Johnnie To décide de monter en 96 sa boîte de production Milkyway avec son compère le réalisateur Won Ka-Fai. Bingo, en alternant comédie commerciale et polar stylisé, l'entreprise de Johnnie devient le studio de référence de Hong Kong.

 

 

"Quand j'ai débuté au cinéma dans les années 80, le cinéma était hongkongais jusqu'à la caricature. Il était très commercial, plein de comédies légères, et ne visait qu'un public local. C'est ce cinéma-là, le "Kong Kong style", qui marchait. Tout le monde faisait ça, moi y compris. Et puis dans les années 90, le cinéma hongkongais s'est mis à décliner, la crise s'est installée." Le 1er juillet 1997, c'est la fête à Hong Kong, littéralement le port au parfum. 155 ans après l'avoir colonisé, la Grande-Bretagne remet les clef de la ville aux autorités chinoises. Alors qu'elle fait face à la Chine communiste, Hong Kong est l'un des 4 dragons qui développent une économie ultra-libérale. Place financière internationale, elle est la quatrième ville la plus chère du monde pour s'y loger. Mais tout le monde ne voit pas la rétrocession d'un bon œil. Même si la Chine garantit au territoire de Hong Kong de conserver ses anciens privilèges, issus de son passé anglais, certain craigne la fin du système libéral à l'origine de la bonne fortune de la ville. Et ça ne rate pas : la crise économique s'installe, l'industrie cinématographique n'échappant pas à la récession.

 

Anticipant la crise qui s'annonce et profitant d'une série de cartons que font leurs derniers films, les réalisateurs hongkongais Tsui Hark et John Woo décident de tenter leur chance à Hollywood.
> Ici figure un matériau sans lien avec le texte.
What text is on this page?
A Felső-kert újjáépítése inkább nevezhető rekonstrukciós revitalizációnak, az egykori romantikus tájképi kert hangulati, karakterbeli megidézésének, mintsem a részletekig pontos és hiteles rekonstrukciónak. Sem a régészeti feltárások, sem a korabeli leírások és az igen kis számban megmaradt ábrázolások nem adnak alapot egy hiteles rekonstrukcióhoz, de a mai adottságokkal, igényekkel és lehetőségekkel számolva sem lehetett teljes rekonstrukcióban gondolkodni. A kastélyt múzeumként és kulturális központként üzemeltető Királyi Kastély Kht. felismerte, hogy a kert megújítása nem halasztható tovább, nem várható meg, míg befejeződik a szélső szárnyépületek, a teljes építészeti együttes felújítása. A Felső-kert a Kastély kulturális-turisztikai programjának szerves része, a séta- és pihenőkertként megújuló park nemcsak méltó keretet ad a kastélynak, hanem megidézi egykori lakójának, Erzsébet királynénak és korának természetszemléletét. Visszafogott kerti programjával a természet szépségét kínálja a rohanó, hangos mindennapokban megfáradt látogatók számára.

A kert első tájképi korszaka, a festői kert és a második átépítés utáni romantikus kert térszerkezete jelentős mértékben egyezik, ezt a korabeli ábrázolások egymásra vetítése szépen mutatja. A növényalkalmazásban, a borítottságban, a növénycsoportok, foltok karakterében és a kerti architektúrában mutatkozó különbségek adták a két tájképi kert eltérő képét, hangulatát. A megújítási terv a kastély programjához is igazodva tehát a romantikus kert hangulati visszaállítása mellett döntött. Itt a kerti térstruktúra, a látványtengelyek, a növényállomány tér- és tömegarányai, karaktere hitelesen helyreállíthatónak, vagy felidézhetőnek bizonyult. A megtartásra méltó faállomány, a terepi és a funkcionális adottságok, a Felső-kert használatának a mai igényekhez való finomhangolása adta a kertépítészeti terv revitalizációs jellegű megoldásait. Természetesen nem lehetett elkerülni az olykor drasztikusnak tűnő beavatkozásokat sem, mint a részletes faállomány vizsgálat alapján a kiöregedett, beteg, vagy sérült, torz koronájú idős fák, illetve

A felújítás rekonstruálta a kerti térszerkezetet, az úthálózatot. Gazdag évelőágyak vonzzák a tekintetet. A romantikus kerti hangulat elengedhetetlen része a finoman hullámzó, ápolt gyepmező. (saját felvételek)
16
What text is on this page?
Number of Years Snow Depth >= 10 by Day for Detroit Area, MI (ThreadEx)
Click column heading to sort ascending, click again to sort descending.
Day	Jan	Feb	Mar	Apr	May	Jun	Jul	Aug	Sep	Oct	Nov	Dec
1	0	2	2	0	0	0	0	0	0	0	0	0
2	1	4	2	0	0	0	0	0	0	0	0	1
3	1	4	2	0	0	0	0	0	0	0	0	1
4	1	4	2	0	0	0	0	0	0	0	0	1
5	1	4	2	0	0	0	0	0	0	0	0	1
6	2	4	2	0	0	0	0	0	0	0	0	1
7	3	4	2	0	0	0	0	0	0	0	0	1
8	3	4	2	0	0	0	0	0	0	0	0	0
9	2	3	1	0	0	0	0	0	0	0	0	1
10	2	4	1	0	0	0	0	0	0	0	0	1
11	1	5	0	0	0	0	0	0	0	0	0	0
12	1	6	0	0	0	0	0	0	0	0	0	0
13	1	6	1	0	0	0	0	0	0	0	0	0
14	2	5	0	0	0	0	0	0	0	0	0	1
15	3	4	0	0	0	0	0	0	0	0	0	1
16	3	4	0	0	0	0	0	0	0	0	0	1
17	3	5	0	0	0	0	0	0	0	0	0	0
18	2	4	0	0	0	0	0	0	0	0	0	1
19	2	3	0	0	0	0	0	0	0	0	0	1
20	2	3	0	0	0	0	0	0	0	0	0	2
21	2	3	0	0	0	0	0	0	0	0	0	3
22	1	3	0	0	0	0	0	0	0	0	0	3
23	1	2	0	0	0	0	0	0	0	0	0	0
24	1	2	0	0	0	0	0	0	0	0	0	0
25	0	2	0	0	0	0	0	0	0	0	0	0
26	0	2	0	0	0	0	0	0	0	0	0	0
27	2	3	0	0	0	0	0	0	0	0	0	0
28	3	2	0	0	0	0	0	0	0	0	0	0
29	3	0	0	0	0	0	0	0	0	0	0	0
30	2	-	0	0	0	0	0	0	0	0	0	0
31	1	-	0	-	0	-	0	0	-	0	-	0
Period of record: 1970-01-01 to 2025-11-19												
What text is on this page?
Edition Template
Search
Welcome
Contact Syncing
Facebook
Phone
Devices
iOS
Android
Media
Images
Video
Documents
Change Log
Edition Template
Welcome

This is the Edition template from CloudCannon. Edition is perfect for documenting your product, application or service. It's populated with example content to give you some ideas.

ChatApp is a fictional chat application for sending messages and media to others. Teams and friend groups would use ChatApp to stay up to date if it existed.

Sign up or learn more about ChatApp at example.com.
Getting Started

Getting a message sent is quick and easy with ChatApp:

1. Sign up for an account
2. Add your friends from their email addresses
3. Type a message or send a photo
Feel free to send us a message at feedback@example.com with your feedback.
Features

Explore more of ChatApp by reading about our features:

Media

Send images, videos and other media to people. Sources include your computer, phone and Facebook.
Après avoir essuyé les plâtres avec Jean Claude Van Damme, John Woo signe les blockbusters "Mission Impossible 2" et "Volte Face". Contrairement à eux, Johnnie To a toujours résisté aux sirènes d'Hollywood : un an avant la rétrocession de Hong Kong à la Chine, il fonde sa propre compagnie de production : Milkyway Image ltd. avec laquelle il signe ses plus grands succès made in HK, "The Mission", "Breaking News", "Exiled", "The Sparrow" ou encore "Mad Detective". Les studios de Milkyway sont une véritable fourmilière d'où sont sortis plus de 40 long-métrages en une douzaine d'année.

 

"Avec cette crise du cinéma hongkongais, plus rien ne marchait. Paradoxalement ça a libéré un espace pour faire autre chose. Puisque le résultat au box-office serait toujours mauvais, autant faire ce qu'on voulait !" Et ce que fait Mister To jusqu'à mener plusieurs vies à la fois ! Producteur au sein de la Milkyway, il n'arrête jamais de tourner, réalisant simultanément jusqu'à 4 films par an.